Van Mook kemudian memilih memecah-mecah Indonesia dengan membentuk negara-negara federal di bawah Uni Indonesia - Belanda. Antara tahun 1946 – 1949, gerakan pembentukan negaranegara federal dari van Mook ini telah menghasilkan 15 negara yang dapat dibagi dalam dua kelompok: kelompok yang disebut negara (berjumlah enam, antara lain Negara Pasundan) dan kelompok yang disebut daerah-daerah istimewa (berjumlah sembilan).

Negera Pasundan yang didukung dan dibentuk van Mook sendiri terdiri dari dua negara. Pertama adalah Negara Pasundan yang diproklamasikan oleh Suria Kartalegawa dan kedua ialah Negara Pasundan yang dibentuk melalui konferensi-konferensi. Suria Kartalegawa merupakan pemimpin PRP (Partai Rakyat Pasundan).

Sehari sebelum proklamasi, 3 Mei 1947, van Mook mengirim surat kepada komandan divisi B de Waal untuk membantu menyukseskan rapat umum pendirian Negara Pasundan oleh Suria Kartalegawa di Bandung 4 Mei 1947. Bantuan yang diminta van Mook berupa transportasi, menyebarkan undangan dengan pesawat terbang, meminjamkan uang, dan kalau perlu senjata.
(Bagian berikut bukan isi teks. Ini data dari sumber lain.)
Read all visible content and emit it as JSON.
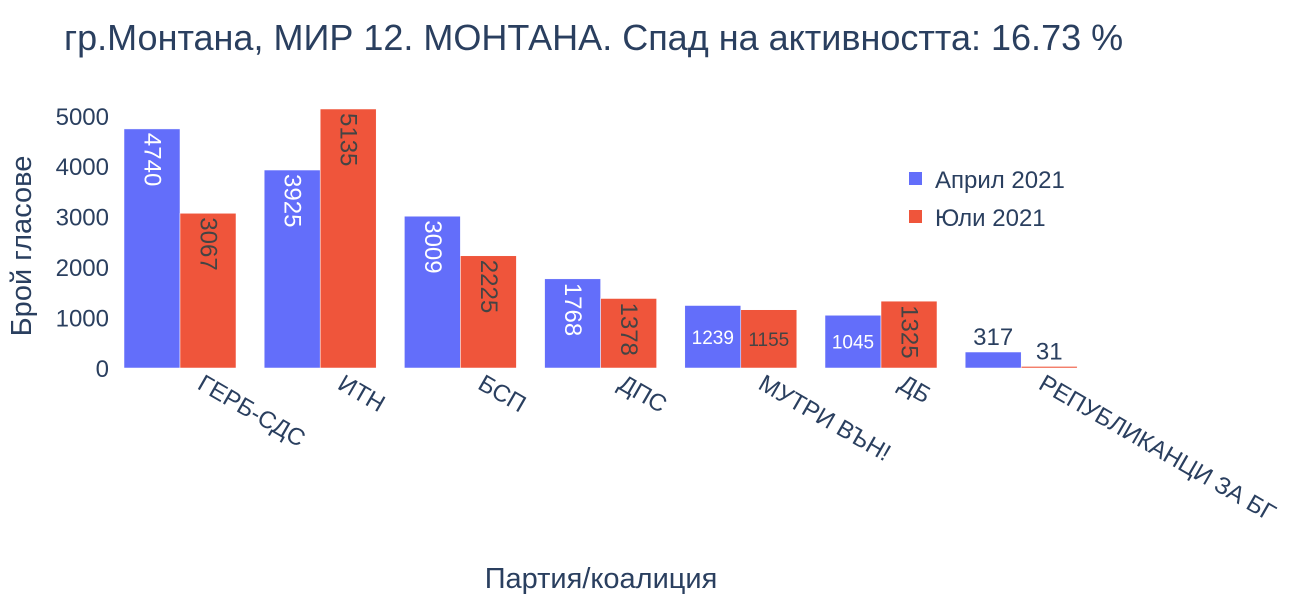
{
  "chart_data": {
    "type": "bar",
    "title": "гр.Монтана, МИР 12. МОНТАНА. Спад на активността: 16.73 %",
    "xlabel": "Партия/коалиция",
    "ylabel": "Брой гласове",
    "categories": [
      "ГЕРБ-СДС",
      "ИТН",
      "БСП",
      "ДПС",
      "МУТРИ ВЪН!",
      "ДБ",
      "РЕПУБЛИКАНЦИ ЗА БГ"
    ],
    "series": [
      {
        "name": "Април 2021",
        "color": "#636efa",
        "values": [
          4740,
          3925,
          3009,
          1768,
          1239,
          1045,
          317
        ]
      },
      {
        "name": "Юли 2021",
        "color": "#ef553b",
        "values": [
          3067,
          5135,
          2225,
          1378,
          1155,
          1325,
          31
        ]
      }
    ],
    "ylim": [
      0,
      5135
    ],
    "yticks": [
      0,
      1000,
      2000,
      3000,
      4000,
      5000
    ],
    "grid": false,
    "legend_position": "right"
  }
}
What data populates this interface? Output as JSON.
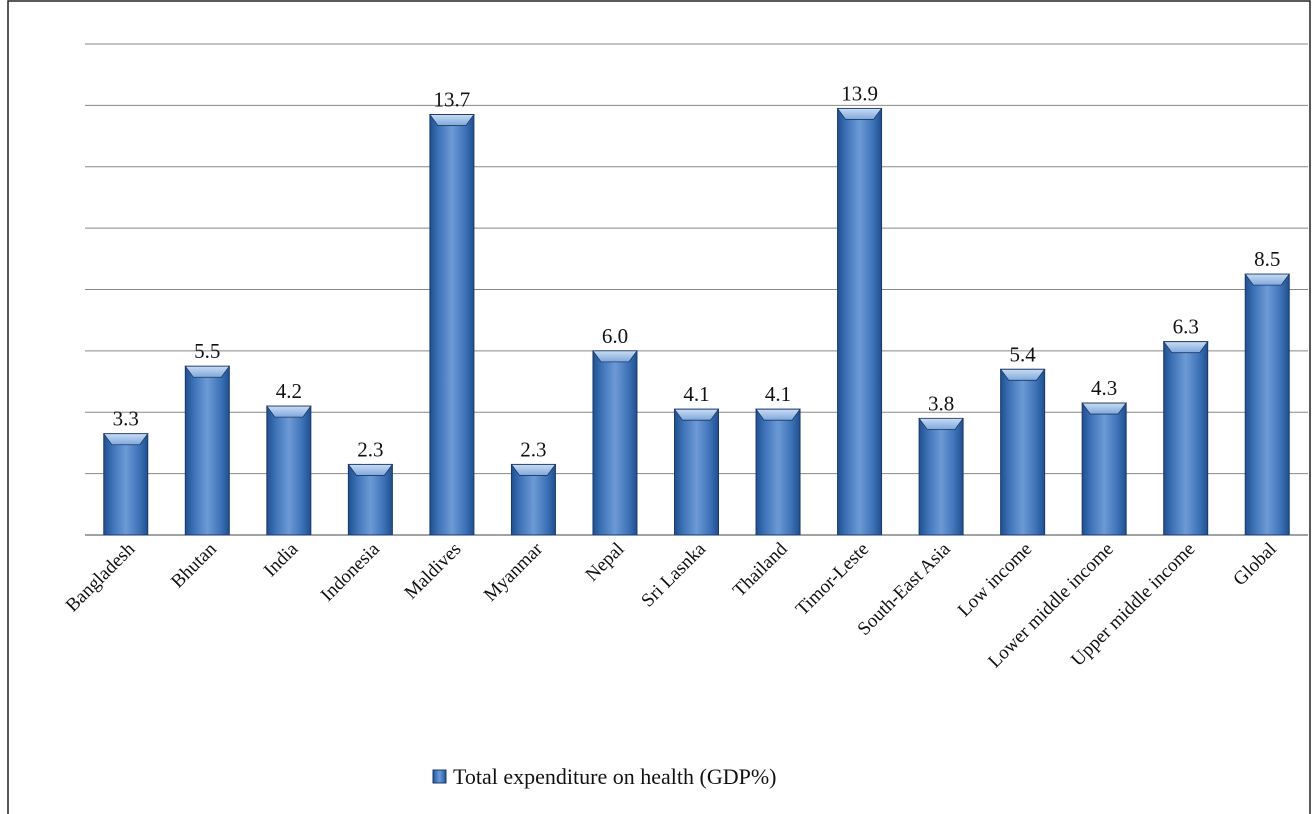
{
  "chart_data": {
    "type": "bar",
    "categories": [
      "Bangladesh",
      "Bhutan",
      "India",
      "Indonesia",
      "Maldives",
      "Myanmar",
      "Nepal",
      "Sri Lasnka",
      "Thailand",
      "Timor-Leste",
      "South-East Asia",
      "Low income",
      "Lower middle income",
      "Upper middle income",
      "Global"
    ],
    "series": [
      {
        "name": "Total expenditure on health (GDP%)",
        "color": "#4f81bd",
        "values": [
          3.3,
          5.5,
          4.2,
          2.3,
          13.7,
          2.3,
          6.0,
          4.1,
          4.1,
          13.9,
          3.8,
          5.4,
          4.3,
          6.3,
          8.5
        ],
        "value_labels": [
          "3.3",
          "5.5",
          "4.2",
          "2.3",
          "13.7",
          "2.3",
          "6.0",
          "4.1",
          "4.1",
          "13.9",
          "3.8",
          "5.4",
          "4.3",
          "6.3",
          "8.5"
        ]
      }
    ],
    "ylim": [
      0,
      16
    ],
    "yticks": [
      0,
      2,
      4,
      6,
      8,
      10,
      12,
      14,
      16
    ],
    "grid": true,
    "legend": "bottom"
  }
}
Rapat umum dilakukan di alun-alun Bandung dan dihadiri kira-kira 4.000 orang.

“Rakyat dikerahkan dari Ujungberung dan Kiaracondong yang diangkut dengan truk-truk Belanda untuk mendengarkan pidato Suria Kartalegawa yang akan memproklamasikan berdirinya Negara Pasundan dan mengangkat dirinya sebagai presiden dan Mr. R. Kustomo sebagai perdana menterinya. Van Mook hadir juga dalam rapat umum ini,” demikian menurut buku Menuju Negara Kesatuan: Negara Pasundan.

Buku tersebut juga mengulas bahwa Negara Pasundan yang didirikan Suria Kartalegawa banyak mendapat penolakan dari rakyat dan elit prorepublik, termasuk dari organisasi Paguyuban Pasundan. Berikutnya, van Mook kembali merekayasa pembentukan Negara Pasundan kedua melalui konferensi-konferensi, antara lain, Konferensi Pemerintah Federal Sementara sebagai pemerintahan peralihan menuju pembentukan Republik Indonesia Serikat.

“Pada hakekatnya Pemerintah Federal Sementara adalah suatu bentuk pemerintah kolonial baru karena diketuai oleh Letnan Gubernur Jenderal Dr. H.J. Van Mook” (Menuju Negara Kesatuan: Negara Pasundan, 1992).

Negara Pasundan dua ini dipimpin oleh wali negara, jabatan setara dengan kepala negara. Tokoh yang menjabat wali negara Negara Pasundan adalah Wiranatakusumah yang dilantik di Bandung oleh van Mook pada 24 April 1948. Wiranatakusumah – yang prorepublik – bersedia menjadi wali negara atas restu pemerintah RI. Ia juga beralasan jabatan ini sebaiknya dipegang oleh orang prorepublik daripada oleh tokoh yang pro-Belanda.   

Berbagai strategi yang dijalankan van Mook mendapat penentangan dari kaum republik maupun dari negeri Belanda sendiri. Semua upaya van Mook gagal ketika revolusi menghendaki seluruh negara federal kembali bersatu menjadi Negara Kesatuan Republik Indonesia.

Van Mook lantas hijrah ke Amerika dan menjadi staff pengajar di Cornell University. Di akhir hidupnya, ia tinggal di Prancis sampai meninggal dunia pada 10 Mei 1965.